Avoiding the prevailing temptations of both theatrical ornateness and debased crassness, his rhetorical phrasing, syntax, and vocabulary were unerringly elegant but always understandable, richly imaginative yet unapologetically simple, substantively reverent, incisive, and theological, while simultaneously accessible, personal, and practical.
“Where the flights of faith and love are sublime,” he wrote, “I have often sunk the expressions within the reach of an ordinary Christian. I have used words of greater latitude and comprehension, suited to the general circumstances of men.” Thus, according to Samuel Johnson, “He was the first who taught the Puritan Dissenters to write and speak like other men, by showing them that elegance might consist with piety.”
It was his regular habit to compose a new hymn or psalm setting for every sermon he preached. As a result, his collected works are a treasure trove of rich Scriptural instruction, incisive theological analysis, cogent topical apologetics, and penetrating Gospel application.

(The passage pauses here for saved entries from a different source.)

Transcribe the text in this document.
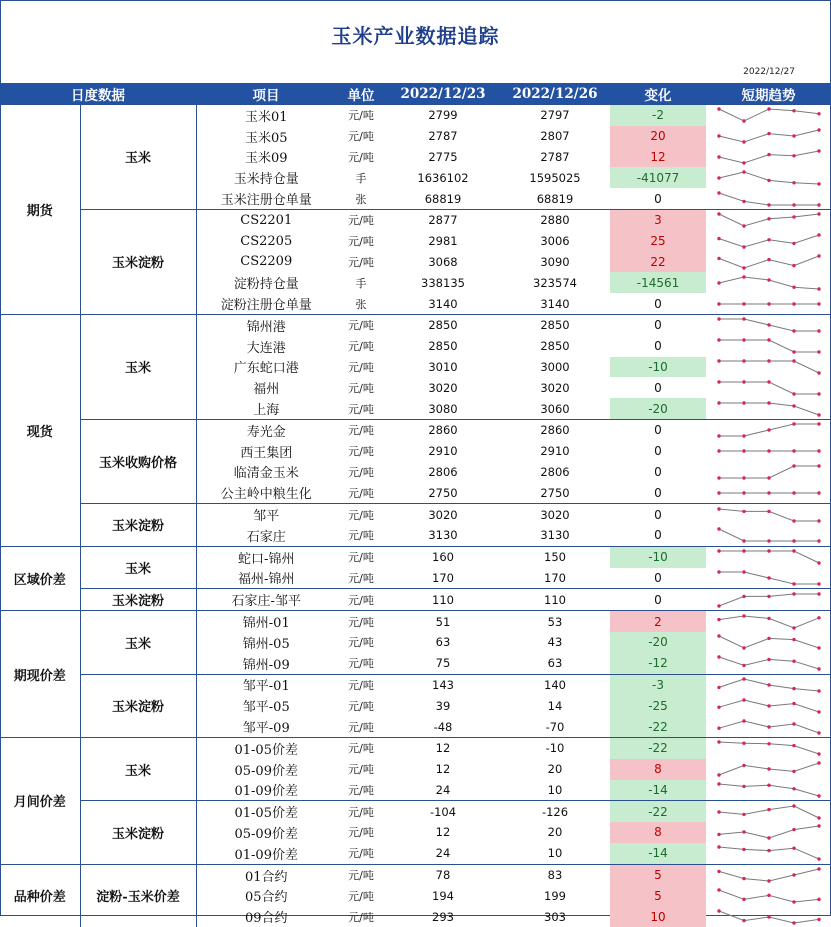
玉米产业数据追踪
2022/12/27
日度数据		项目	单位	2022/12/23	2022/12/26	变化	短期趋势
期货	玉米	玉米01	元/吨	2799	2797	-2	

		玉米05	元/吨	2787	2807	20	

		玉米09	元/吨	2775	2787	12	

		玉米持仓量	手	1636102	1595025	-41077	

		玉米注册仓单量	张	68819	68819	0	

	玉米淀粉	CS2201	元/吨	2877	2880	3	

		CS2205	元/吨	2981	3006	25	

		CS2209	元/吨	3068	3090	22	

		淀粉持仓量	手	338135	323574	-14561	

		淀粉注册仓单量	张	3140	3140	0	

现货	玉米	锦州港	元/吨	2850	2850	0	

		大连港	元/吨	2850	2850	0	

		广东蛇口港	元/吨	3010	3000	-10	

		福州	元/吨	3020	3020	0	

		上海	元/吨	3080	3060	-20	

	玉米收购价格	寿光金	元/吨	2860	2860	0	

		西王集团	元/吨	2910	2910	0	

		临清金玉米	元/吨	2806	2806	0	

		公主岭中粮生化	元/吨	2750	2750	0	

	玉米淀粉	邹平	元/吨	3020	3020	0	

		石家庄	元/吨	3130	3130	0	

区域价差	玉米	蛇口-锦州	元/吨	160	150	-10	

		福州-锦州	元/吨	170	170	0	

	玉米淀粉	石家庄-邹平	元/吨	110	110	0	

期现价差	玉米	锦州-01	元/吨	51	53	2	

		锦州-05	元/吨	63	43	-20	

		锦州-09	元/吨	75	63	-12	

	玉米淀粉	邹平-01	元/吨	143	140	-3	

		邹平-05	元/吨	39	14	-25	

		邹平-09	元/吨	-48	-70	-22	

月间价差	玉米	01-05价差	元/吨	12	-10	-22	

		05-09价差	元/吨	12	20	8	

		01-09价差	元/吨	24	10	-14	

	玉米淀粉	01-05价差	元/吨	-104	-126	-22	

		05-09价差	元/吨	12	20	8	

		01-09价差	元/吨	24	10	-14	

品种价差	淀粉-玉米价差	01合约	元/吨	78	83	5	

		05合约	元/吨	194	199	5	

		09合约	元/吨	293	303	10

His carefully worked-out theology of language—and its implications for grammar, logic, and rhetoric, for worship, discipleship, and pastoral care, for theology, apologetics, and evangelism, for beauty, goodness, and truth—enabled Watts to articulately bemoan the devastating effects of the fall, where “sins and sorrow grow” and “thorns infest the ground.” But he also joyously celebrated the fact that Jesus has come. Indeed, “He rules the world with truth and grace;” and not in just a few isolated corners, oh no: “fields and floods, rocks, hills, and plains” all bear testimony to the fact that “He makes His blessings flow as far as the curse is found.”
Watts could not have said it any more simply; nor could he have said it any more profoundly.

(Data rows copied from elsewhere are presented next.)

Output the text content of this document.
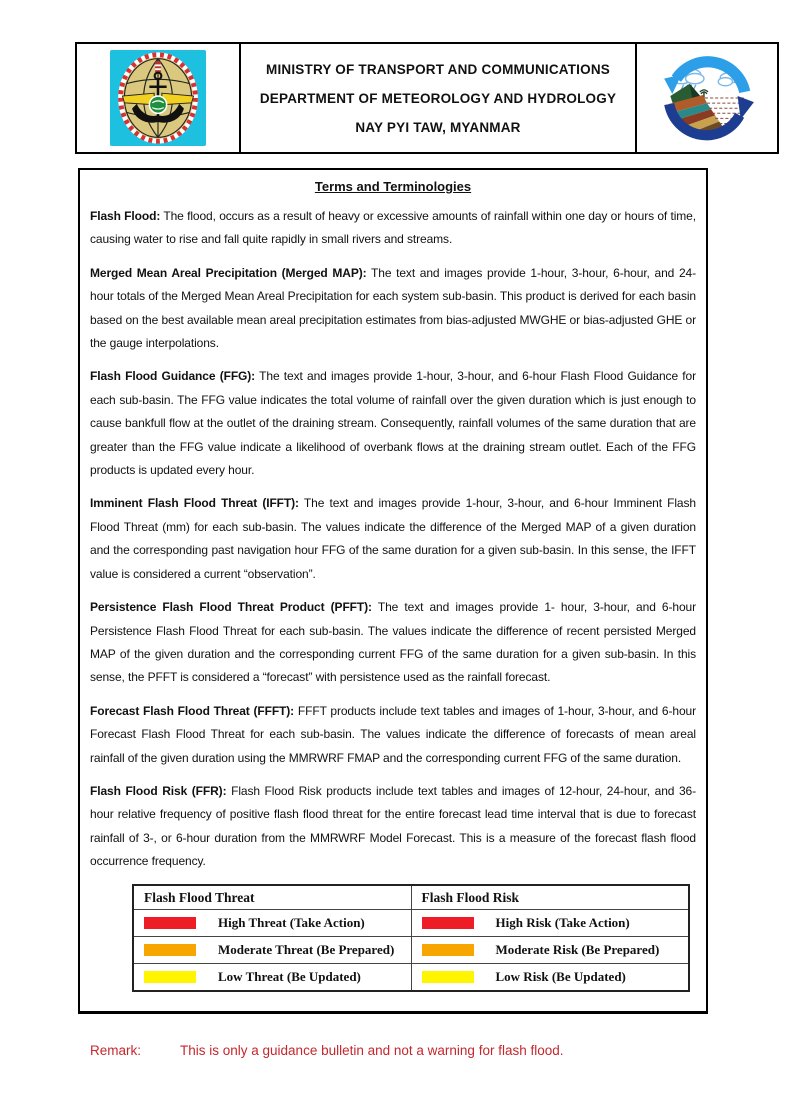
MINISTRY OF TRANSPORT AND COMMUNICATIONS
DEPARTMENT OF METEOROLOGY AND HYDROLOGY
NAY PYI TAW, MYANMAR
Terms and Terminologies

Flash Flood: The flood, occurs as a result of heavy or excessive amounts of rainfall within one day or hours of time, causing water to rise and fall quite rapidly in small rivers and streams.

Merged Mean Areal Precipitation (Merged MAP): The text and images provide 1-hour, 3-hour, 6-hour, and 24-hour totals of the Merged Mean Areal Precipitation for each system sub-basin. This product is derived for each basin based on the best available mean areal precipitation estimates from bias-adjusted MWGHE or bias-adjusted GHE or the gauge interpolations.

Flash Flood Guidance (FFG): The text and images provide 1-hour, 3-hour, and 6-hour Flash Flood Guidance for each sub-basin. The FFG value indicates the total volume of rainfall over the given duration which is just enough to cause bankfull flow at the outlet of the draining stream. Consequently, rainfall volumes of the same duration that are greater than the FFG value indicate a likelihood of overbank flows at the draining stream outlet. Each of the FFG products is updated every hour.

Imminent Flash Flood Threat (IFFT): The text and images provide 1-hour, 3-hour, and 6-hour Imminent Flash Flood Threat (mm) for each sub-basin. The values indicate the difference of the Merged MAP of a given duration and the corresponding past navigation hour FFG of the same duration for a given sub-basin. In this sense, the IFFT value is considered a current “observation”.

Persistence Flash Flood Threat Product (PFFT): The text and images provide 1- hour, 3-hour, and 6-hour Persistence Flash Flood Threat for each sub-basin. The values indicate the difference of recent persisted Merged MAP of the given duration and the corresponding current FFG of the same duration for a given sub-basin. In this sense, the PFFT is considered a “forecast” with persistence used as the rainfall forecast.

Forecast Flash Flood Threat (FFFT): FFFT products include text tables and images of 1-hour, 3-hour, and 6-hour Forecast Flash Flood Threat for each sub-basin. The values indicate the difference of forecasts of mean areal rainfall of the given duration using the MMRWRF FMAP and the corresponding current FFG of the same duration.

Flash Flood Risk (FFR): Flash Flood Risk products include text tables and images of 12-hour, 24-hour, and 36-hour relative frequency of positive flash flood threat for the entire forecast lead time interval that is due to forecast rainfall of 3-, or 6-hour duration from the MMRWRF Model Forecast. This is a measure of the forecast flash flood occurrence frequency.

Flash Flood Threat	Flash Flood Risk

High Threat (Take Action)	High Risk (Take Action)

Moderate Threat (Be Prepared)	Moderate Risk (Be Prepared)

Low Threat (Be Updated)	Low Risk (Be Updated)
Remark:	This is only a guidance bulletin and not a warning for flash flood.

Though he battled ill-health for most of his life, he would work tirelessly for the better part of the next half century writing, teaching, composing, and preaching. At his death in 1748, he left a remarkable legacy that genuinely embodied both resistance and reformation.
[1] Mike Cosper, “Isaac Watts: The Reformer You Know By Heart But Not By Name,” The Gospel Coalition, April 6, 2011.